The photographs I choose to illustrate my posts are usually vaguely linked to the topic, even if only in my mind. This isn’t. It’s just the tree at the end of our garden in the current weather.
I have been musing about various pieces of advice I have seen, from authors who feel sufficiently confident about their own status to tell other writers what to do. I am quite sure they mean well and equally sure that the advice works for them. However, everybody writes differently, not only in terms of their style etc. but also in respect of the entire process of writing.
One frequent admonition is to cut your first draft drastically. One author went so far as to say to a friend of mine that if you didn’t cut a third of your first draft you couldn’t be editing properly.
I know at least two writers (one of them with many publications to his name, and very popular) who write first drafts that have gaping holes in them. There are fragile links that have scribbled notes such as ‘insert dialogue here’ or ‘maybe a sex scene’ or even ‘do some research’. I can totally understand how this comes about. The writer wants, indeed needs, to get to the end of the basic story, and doesn’t want to stop to flesh out some scenes until that end has at least been reached a first time. It is then possible to go back and fill in the gaps, calmly, and bearing the ultimate ending in mind. But what would happen if these writers cut their first drafts by a third? Chaos, I should think.

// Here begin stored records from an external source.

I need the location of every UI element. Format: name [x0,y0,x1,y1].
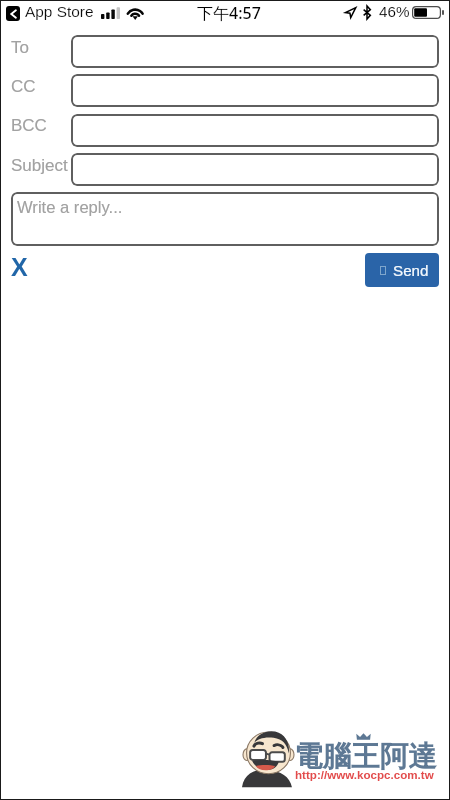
staticText: 46% [379,3,410,20]
staticText: http://www.kocpc.com.tw [295,768,434,781]
staticText: Subject [11,156,68,175]
staticText: App Store [25,3,94,20]
button[interactable] [71,153,439,186]
staticText: To [11,38,29,57]
button[interactable] [71,35,439,68]
button[interactable]: X [11,253,28,281]
button[interactable]: Send [365,253,439,287]
staticText: 電腦王阿達 [294,739,437,775]
button[interactable] [71,74,439,107]
staticText: 下午4:57 [197,2,261,24]
staticText: Write a reply... [17,198,123,217]
button[interactable]: Back to App Store [6,6,20,21]
staticText: X [11,253,28,281]
staticText: Send [393,262,429,279]
button[interactable]: Write a reply... [11,192,439,246]
staticText: BCC [11,116,47,135]
button[interactable] [71,114,439,147]
staticText: CC [11,77,36,96]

I don’t leave gaps in my first draft, or only the occasional one where I need to research something like the correct spelling of a foreign place name. The story, which has usually been simmering in my head for some time, simply flows out onto the page or screen until I reach the ending, or an ending. (The ending might change.) On the way, I edit details. When starting a new chapter I always re-read the previous chapter; that puts my mind back into the flow of the story, and usually prevents plot or name errors. It also gives me the chance to spot minor problems such as overuse of a particular word, or some clumsy dialogue. So those get corrected at that stage. Then I hand everything over to a beta reader.
My beta readers (and I have used several) have one thing in common. They all, without fail, ask me to expand what I have written. They used to tell me to add more dialogue but I’ve got into better habits recently, and now the main complaint is that I need to include more explanation because readers aren’t psychic. If I cut that first draft by a third my betas would presumably be incoherent with rage!
I’m sure there are writers who ‘overwrite’ at first; they put in anything and everything that occurs to them and are particularly prone to inserting purple prose that pleases them but no-one else. Certainly for them the advice is good. But there are many of us who ‘underwrite’ and the advice is bewildering. I can almost guarantee that my initial draft will eventually be expanded by about a third…
Another piece of advice is to write what you know. This is so widespread as to be almost trite. It also bears some closer investigation. Obviously it can’t mean that you should always stick with your own surroundings, gender, experiences. If it did, we would have no genre fiction whatsoever. And yet one of my friends was told, on a writing course, that she should not attempt to write outside her own experience – as she was at the time writing a murder mystery, both she and I were somewhat shocked by the advice.
Surely the advice simply means that you should do adequate research and that you should try to build on your own experienced emotions when developing your characters. We can all write villains, and can ‘know’ them, too, by extrapolating from the fleeting thoughts we have had and taking them to extremes. I am, of course, talking about villains with some semblance of reality and not melodramatic stereotypes. And of course we should always make sure that we know what we are writing about, which is not the same as only writing what we know from our own experience.
Perhaps it’s because much of my writing is fantasy that I distrust the ‘write what you know’ adage. And perhaps those who give the advice confine their reading to modern novels set in modern surroundings?
Some of you are writers. How do you approach your first draft? What do you think of the advice I have treated with such contempt? What advice have you come across that is truly worth following? Let me know!